I think Lewis knew a great deal about the occult and opposed it. Read his trilogy ending in “That Hideous Strength” which book is all about the occult. People seem to be mistaking a Christian writer for an occult writer because he has the courage to take on the occult head-on. On this one I’ll say that there is some real ignorance and “holier than thou” kind of folks trying to attack Lewis.
As you mentioned, there is that passge in That Hideous Strength:
Would have attracted him once......Suddenly, like a thing that leaped to him across infinite distances with the speed of light, desire (salt, black, ravenous, unanswerable desire) took him by the throat. The merest hint will convey to those who have felt it the quality of the emotion which now shook him, like a dog shaking a rat; for others, no description perhaps will avail. Many writers speak of it in terms of lust: a description admirably illuminating from within, totally misleading from without. It has nothing to do with the body. But it is in two respects like lust as lust shows itself to be in the deepest and darkest vault of its labryinthine house. For like lust, it disenchants the whole universe. Everything else that Mark had ever felt -- love, ambition, hunger, lust itself -- appeared to have been mere milk and water, toys for children, not worth one throb of the nerves. The infinite attraction of this dark thing sucked all other passions into itself: the rest of the world appeared blenched, etiolated, insipid, a world of white marriages and white masses, dishes without salt, gambling for counters. He could not now think of Jane except in terms of appetite: and appetite here made no appeal. That serpent, faced with the true dragon, became a fangless worm. But it was like lust in another respect also. It is idle to point out to the perverted man the horror of his perversion: while the fierce fit is on, that horror is the very spice of his craving. It is ugliness itself that becomes, in the end, the goal of his lechery: beauty has long since grown too weak a stimulant. And so it was here. These creatures of which Frost had spoken -- and he did not doubt now that they were locally present with him in the cell -- breathed death on the human race and on all joy. Not despite this but because of this, the terrible gravitation sucked and tugged and fascinated him towards them. Never before had he known the fruitful strength of the movement opposite to Nature which now had him in its grip; the impulse to reverse all reluctances and to draw every circle anti-clockwise. The meaning of certain pictures, of Frost's talk about "objectivity," of the things done by witches in old times, became clear to him. The image of Wither's face rose to his memory; and this time he did not merely loathe it. He noted, with shuddering satisfaction, the signs it bore of a shared experience between them. Wither also knew; Wither understood...
Somewhere Lewis wrote that "I will not engage in futile phillipics against enemies I have not met in battle. ('...this means then, that all the other vices you have written about...') Well, yes it does, and more's the pity; but it's not to our point at the moment."

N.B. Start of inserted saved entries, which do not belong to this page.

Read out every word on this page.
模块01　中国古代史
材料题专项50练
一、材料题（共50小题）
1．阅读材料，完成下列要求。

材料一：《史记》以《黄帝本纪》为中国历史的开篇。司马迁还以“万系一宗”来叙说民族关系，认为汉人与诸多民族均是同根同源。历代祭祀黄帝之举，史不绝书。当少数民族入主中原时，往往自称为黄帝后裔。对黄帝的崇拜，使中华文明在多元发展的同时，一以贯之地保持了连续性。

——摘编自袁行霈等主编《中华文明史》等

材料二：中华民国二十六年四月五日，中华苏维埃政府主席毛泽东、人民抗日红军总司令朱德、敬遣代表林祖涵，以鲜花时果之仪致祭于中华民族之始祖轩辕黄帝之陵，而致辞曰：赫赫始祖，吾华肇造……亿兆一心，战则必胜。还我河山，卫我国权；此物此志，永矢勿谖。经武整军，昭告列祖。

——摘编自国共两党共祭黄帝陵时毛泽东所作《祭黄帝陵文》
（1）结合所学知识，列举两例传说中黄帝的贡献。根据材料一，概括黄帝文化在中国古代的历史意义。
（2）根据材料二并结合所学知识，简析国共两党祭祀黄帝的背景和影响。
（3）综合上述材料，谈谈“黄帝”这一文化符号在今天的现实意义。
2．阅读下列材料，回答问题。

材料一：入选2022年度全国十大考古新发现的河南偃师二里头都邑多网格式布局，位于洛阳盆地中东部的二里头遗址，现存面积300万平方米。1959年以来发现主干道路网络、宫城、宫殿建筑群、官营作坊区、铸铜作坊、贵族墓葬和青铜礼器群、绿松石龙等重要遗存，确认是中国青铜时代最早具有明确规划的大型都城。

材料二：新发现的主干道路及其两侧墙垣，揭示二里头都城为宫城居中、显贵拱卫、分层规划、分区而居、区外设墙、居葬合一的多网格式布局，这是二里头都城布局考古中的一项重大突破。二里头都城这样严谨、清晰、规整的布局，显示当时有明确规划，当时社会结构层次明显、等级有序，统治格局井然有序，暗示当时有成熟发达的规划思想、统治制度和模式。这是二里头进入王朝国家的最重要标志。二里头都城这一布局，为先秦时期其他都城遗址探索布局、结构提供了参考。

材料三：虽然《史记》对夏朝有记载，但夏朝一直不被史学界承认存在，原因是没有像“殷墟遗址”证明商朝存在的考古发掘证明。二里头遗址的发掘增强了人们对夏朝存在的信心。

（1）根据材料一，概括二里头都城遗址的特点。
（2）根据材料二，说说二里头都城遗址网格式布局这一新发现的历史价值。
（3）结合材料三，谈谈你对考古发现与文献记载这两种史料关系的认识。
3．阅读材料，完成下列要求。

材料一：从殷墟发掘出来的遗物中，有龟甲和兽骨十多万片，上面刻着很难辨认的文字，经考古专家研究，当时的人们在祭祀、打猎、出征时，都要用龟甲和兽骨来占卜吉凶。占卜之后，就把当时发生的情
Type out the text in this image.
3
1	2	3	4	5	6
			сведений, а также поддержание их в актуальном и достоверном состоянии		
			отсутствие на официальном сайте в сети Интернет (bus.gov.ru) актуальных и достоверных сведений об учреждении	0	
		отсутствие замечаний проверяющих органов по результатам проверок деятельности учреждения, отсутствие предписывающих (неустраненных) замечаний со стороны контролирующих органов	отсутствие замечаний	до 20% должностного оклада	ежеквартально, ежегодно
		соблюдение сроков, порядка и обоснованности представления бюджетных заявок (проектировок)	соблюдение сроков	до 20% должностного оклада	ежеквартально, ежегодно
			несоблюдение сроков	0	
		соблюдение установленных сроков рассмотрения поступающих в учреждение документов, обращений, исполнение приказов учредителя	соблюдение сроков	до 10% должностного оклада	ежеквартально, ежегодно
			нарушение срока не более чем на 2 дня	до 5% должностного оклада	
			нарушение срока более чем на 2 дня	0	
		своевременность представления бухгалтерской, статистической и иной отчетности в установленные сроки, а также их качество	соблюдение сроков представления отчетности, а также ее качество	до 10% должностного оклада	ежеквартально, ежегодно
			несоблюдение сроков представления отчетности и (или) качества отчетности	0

His description of the temptation to the occult sounds very much like it was written out of experience: he was remembering, not describing.
Cheers!
Williams became a devout Christian, but in his youth had actual experience with the occult; such practices were common in Britain in the early 20th Century. Arthur Connan Doyle also dabbled in the occult.
I find Williams' All Hallows Eve the scariest book I ever read. The scene where the magician creates a body for two spirits to inhabit is terrifying and it is written in such a way that I wonder whether Williams experienced something like it.
To be clear, Williams is certainly NOT endorsing such practices. He warns against them.